La crise de la dette ne semble toujours pas terminée en zone euro. Les taux espagnols et italiens ont de nouveau progressé hier, dans un marché marqué par de nouvelles incertitudes. Les taux à 10 ans des deux pays montaient respectivement à 6% et 5.81%. L’Italie a emprunté 7,966 milliards d'euros d'obligations à échéance entre 2014 et 2018 hier. Le pays a dû faire face à une hausse des taux concédés.
En outre, les investisseurs attendent encore des éclaircissements sur l’implication des créanciers privés au sein du FESF.

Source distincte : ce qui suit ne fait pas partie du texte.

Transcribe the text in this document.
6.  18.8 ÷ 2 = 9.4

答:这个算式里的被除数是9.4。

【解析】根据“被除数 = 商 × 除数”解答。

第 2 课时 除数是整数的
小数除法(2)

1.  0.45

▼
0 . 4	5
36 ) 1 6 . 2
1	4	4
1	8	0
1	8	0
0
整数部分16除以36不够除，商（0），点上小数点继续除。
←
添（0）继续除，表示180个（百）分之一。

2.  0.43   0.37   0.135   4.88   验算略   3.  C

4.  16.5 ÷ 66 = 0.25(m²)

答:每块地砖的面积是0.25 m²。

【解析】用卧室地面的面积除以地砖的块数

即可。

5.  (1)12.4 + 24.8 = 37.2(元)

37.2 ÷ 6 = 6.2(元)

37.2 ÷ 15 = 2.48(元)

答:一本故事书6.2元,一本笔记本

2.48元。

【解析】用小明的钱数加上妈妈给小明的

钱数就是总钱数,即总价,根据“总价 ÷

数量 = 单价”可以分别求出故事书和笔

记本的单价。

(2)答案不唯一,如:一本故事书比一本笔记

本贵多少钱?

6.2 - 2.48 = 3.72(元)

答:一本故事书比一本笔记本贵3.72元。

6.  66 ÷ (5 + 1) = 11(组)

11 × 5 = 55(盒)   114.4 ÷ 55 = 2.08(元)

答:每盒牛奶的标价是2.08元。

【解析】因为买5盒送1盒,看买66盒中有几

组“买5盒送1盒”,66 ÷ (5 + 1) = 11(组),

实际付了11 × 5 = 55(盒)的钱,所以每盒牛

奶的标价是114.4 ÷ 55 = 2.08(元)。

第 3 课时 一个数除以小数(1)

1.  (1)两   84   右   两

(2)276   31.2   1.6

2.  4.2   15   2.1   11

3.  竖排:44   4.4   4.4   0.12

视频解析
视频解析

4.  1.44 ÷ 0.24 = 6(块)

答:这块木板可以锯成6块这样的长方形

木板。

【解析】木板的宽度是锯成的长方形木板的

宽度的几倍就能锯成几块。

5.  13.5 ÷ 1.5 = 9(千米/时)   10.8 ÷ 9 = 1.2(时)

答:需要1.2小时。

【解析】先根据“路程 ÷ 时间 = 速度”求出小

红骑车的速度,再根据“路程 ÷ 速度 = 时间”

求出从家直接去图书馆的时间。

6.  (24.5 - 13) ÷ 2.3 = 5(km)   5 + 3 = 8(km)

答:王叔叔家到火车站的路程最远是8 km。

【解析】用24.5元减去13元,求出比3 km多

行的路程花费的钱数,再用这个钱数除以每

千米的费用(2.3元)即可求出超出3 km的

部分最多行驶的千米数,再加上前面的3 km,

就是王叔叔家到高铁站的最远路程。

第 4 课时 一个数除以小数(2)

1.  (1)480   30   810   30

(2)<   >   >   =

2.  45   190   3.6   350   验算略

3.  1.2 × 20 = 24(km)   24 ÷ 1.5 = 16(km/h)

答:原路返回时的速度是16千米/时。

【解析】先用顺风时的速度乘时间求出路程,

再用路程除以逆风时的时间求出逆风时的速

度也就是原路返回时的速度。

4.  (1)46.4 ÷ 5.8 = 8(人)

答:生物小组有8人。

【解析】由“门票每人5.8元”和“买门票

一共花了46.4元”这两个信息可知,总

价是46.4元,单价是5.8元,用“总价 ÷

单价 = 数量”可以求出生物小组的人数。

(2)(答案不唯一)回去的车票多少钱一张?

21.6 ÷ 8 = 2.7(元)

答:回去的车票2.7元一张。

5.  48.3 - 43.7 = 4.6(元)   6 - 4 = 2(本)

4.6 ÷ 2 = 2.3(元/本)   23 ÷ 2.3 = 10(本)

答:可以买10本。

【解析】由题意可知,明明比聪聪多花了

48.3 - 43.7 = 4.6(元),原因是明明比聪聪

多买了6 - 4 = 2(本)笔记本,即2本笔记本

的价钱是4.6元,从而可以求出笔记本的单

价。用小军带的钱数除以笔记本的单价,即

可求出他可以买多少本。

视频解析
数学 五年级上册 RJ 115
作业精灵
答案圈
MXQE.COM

Les investisseurs se reportaient sur la dette allemande, réputée l’une des plus sures en zone euro. De ce fait, le Bund, reculait à 2,632%, contre 2.65%. La dette française, traditionnellement en phase avec la dette allemande remontait hier de 2 points de base, à 3.27%.
Les investisseurs scrutaient également la question de la dette américaine, qui fait l’objet de vifs débats entre républicains et démocrates outre Atlantique. Un accord sur le relèvement du plafond de la dette doit être trouvé avant le 2 août. Les rendements du T-Bond, la dette américaine, continuaient de reculer.